The problem is, the markets are always different. It is hard to compare a Top 40 from one market and sya it should be more like such and such from another.
Back in the early 90's, I remember all the great dance hits that B96 played, and the commercials they ran where you could vote for a song to be on the playlist or not all day long. It was one song per day. I remember Queen "Bohemian Rhapsody" being on that station ALL THE TIME. Of course, to be fair, Wayne's World was a big movie at the time and that was a refurbished hit again, but still that song could never be considered viable on B96 today.
I remember the Flame Throwin' 5, and they sounded like a big city radio station should sound. Eddie and Jobo were hip, and this was before they got canned and came back.
But, from what I could tell, it just seemed like a true straight forward Top 40 was not something that you could find in Chicago. Given its diversity, Chicago will probably never see a true top 40 station.
The true Top 40 lists are segmented. If you lean rhythmic, you alienate the people who like rock and the various crossover country songs. If you play dance, your true "hip-hop" listeners will bale on you, because they have so many other options now. If you go rock/pop, those who like any kind of rap will go elsewhere.
They are stuck in that they cannot really target the latino market like they used to. Dance was a great thing because they picked up that crowd and that kind of music was the closest they could get to the forming "regeatone" (sp?) format. The room for error now is slim. Having a competitor in the market is hurting them because they do not have that market like they did before. B96 unfortunately is not neccesarily considered the "hip" station to listen to with this generation. Ipod, internet, satelite, cd's, etc. have taken a lot of that audience away from them.
B96 is too young sounding to attract any of the crowd that listened to them back in the 80's or the 90's. Their morning show needs an overhaul. Eddie and Jobo need to go to an older sounding format to regain their old listeners.
So B96 dumps Eddie and Jobo, who do they put in in mornings. Holla and Bling Bling?? No, not unless they plan on dedicating themselves to this hip hop and hits format long term. They will do fine ratings wise, but they will not fit in to the format if they make any kind of change to go more pop, and actually will sound very fake if they were to become a true hip hop station, they would alienate their new core audience.
What they will probably have to do is let themselves remain as they are, not commit to any one genre, stay doing what they are doing for now, for a year or two. See if Clear Channel is sick of putting money into a format to get the kind of ratings Kiss gets, and they change to a different style of top 40 or drop the format altogether. At B, if the ratings drop big, they need to do is let Kiss be the true Top 40 station, and either morph into a true hip hop station, and promote the crap out of it, or start their own special format that targets the B96 listeners of the 80's and 90's. They play music that they did back then. Keep Eddie and Jobo, bring back people who worked there in the past, play the hits they played back in the day, and market it as they did back then, as a true flamethrowing hit music station, but with a focus on the 80's-90's music. Not some dumpy Elton John/Richard Marx leaning crap, and not just the safe Top 40 music hits from back then (MC Hammer, Sir Mix-A-Lot, New Kids on the Block, Madonna, etc.) , but the dance music, the stuff they played back then. I bet a few clubs would buy into that. It would be a true sound only available in Chicago, because no one else would have the guts to try it and no one else could duplicate it exactly the same because it isn't the sound from a different city, it is CHICAGO!!!
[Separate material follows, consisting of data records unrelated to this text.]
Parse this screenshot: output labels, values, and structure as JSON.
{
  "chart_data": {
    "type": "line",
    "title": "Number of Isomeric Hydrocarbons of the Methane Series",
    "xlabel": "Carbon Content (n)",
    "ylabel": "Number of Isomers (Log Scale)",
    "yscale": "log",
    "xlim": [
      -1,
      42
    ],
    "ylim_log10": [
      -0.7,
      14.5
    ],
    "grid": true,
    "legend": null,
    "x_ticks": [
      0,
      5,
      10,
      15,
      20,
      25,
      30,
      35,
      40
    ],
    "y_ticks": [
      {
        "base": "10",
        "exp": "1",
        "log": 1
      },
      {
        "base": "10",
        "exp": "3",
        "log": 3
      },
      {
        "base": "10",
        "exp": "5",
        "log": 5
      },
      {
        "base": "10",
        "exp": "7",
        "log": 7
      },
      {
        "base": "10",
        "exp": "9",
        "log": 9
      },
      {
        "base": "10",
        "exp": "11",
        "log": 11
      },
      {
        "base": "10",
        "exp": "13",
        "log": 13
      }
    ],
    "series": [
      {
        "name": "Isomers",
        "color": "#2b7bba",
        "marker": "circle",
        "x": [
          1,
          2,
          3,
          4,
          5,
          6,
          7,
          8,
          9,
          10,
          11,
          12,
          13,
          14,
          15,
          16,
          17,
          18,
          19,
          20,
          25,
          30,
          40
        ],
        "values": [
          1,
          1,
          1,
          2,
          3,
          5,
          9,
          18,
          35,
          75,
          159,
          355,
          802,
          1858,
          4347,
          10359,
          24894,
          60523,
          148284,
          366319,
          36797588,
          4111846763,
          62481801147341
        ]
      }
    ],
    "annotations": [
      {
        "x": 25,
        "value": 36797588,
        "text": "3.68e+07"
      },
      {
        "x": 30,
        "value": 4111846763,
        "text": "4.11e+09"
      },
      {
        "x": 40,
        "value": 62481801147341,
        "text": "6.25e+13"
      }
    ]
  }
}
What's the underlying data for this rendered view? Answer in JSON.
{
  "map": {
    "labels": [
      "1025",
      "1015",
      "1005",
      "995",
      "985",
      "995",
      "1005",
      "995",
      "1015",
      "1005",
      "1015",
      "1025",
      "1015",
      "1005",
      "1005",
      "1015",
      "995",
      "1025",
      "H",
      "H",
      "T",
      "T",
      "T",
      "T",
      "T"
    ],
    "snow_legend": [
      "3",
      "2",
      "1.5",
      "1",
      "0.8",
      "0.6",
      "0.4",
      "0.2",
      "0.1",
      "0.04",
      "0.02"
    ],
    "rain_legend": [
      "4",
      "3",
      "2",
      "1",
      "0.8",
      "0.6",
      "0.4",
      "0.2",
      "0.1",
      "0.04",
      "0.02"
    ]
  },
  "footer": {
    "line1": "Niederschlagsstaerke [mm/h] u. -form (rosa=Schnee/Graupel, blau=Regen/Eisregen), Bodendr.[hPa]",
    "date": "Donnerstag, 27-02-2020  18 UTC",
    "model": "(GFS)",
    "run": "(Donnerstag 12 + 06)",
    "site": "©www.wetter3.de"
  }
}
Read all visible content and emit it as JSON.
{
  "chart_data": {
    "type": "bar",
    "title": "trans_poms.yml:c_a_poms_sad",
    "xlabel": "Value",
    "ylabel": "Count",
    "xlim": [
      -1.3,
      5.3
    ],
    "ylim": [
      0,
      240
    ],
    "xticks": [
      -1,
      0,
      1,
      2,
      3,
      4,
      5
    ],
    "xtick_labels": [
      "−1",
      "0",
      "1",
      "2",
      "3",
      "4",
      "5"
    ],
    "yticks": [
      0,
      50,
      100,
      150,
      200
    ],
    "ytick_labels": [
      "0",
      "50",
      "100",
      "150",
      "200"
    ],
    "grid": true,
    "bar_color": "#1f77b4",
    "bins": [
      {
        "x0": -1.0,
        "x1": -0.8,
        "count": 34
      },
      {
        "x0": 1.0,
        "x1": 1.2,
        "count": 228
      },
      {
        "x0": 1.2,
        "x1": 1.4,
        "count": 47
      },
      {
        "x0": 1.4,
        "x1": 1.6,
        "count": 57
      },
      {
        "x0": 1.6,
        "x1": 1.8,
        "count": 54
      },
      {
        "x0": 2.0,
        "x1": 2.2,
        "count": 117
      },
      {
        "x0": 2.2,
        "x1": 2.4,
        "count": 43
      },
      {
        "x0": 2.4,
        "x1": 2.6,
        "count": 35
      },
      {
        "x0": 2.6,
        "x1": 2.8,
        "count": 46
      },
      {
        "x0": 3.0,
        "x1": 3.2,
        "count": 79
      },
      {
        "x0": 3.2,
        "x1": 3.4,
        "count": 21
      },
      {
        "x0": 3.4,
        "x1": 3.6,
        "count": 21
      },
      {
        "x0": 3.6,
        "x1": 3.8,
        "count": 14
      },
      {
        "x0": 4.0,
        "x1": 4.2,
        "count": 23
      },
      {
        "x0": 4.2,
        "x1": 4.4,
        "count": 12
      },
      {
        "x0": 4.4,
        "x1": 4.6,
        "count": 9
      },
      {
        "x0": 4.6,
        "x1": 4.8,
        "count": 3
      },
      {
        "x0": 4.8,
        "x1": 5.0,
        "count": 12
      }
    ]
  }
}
Ok, and for those detractors who say well, thats just like going to the oldies format, what do they do when that fades? Well, either go for a new format when you need to do that, or try to become what the hot station in town sounded like when they advanced, so people will associate B96 with how the city sounded when they were younger. So you do late 80's/all of the 90's for now, and when 2010 rolls around, you eliminate the late 80's with the exception of the biggest hits that still would get played in clubs, and focus on the mid 90's/early 2000's. Keep updating it, shelf life for this format should be about 10 years.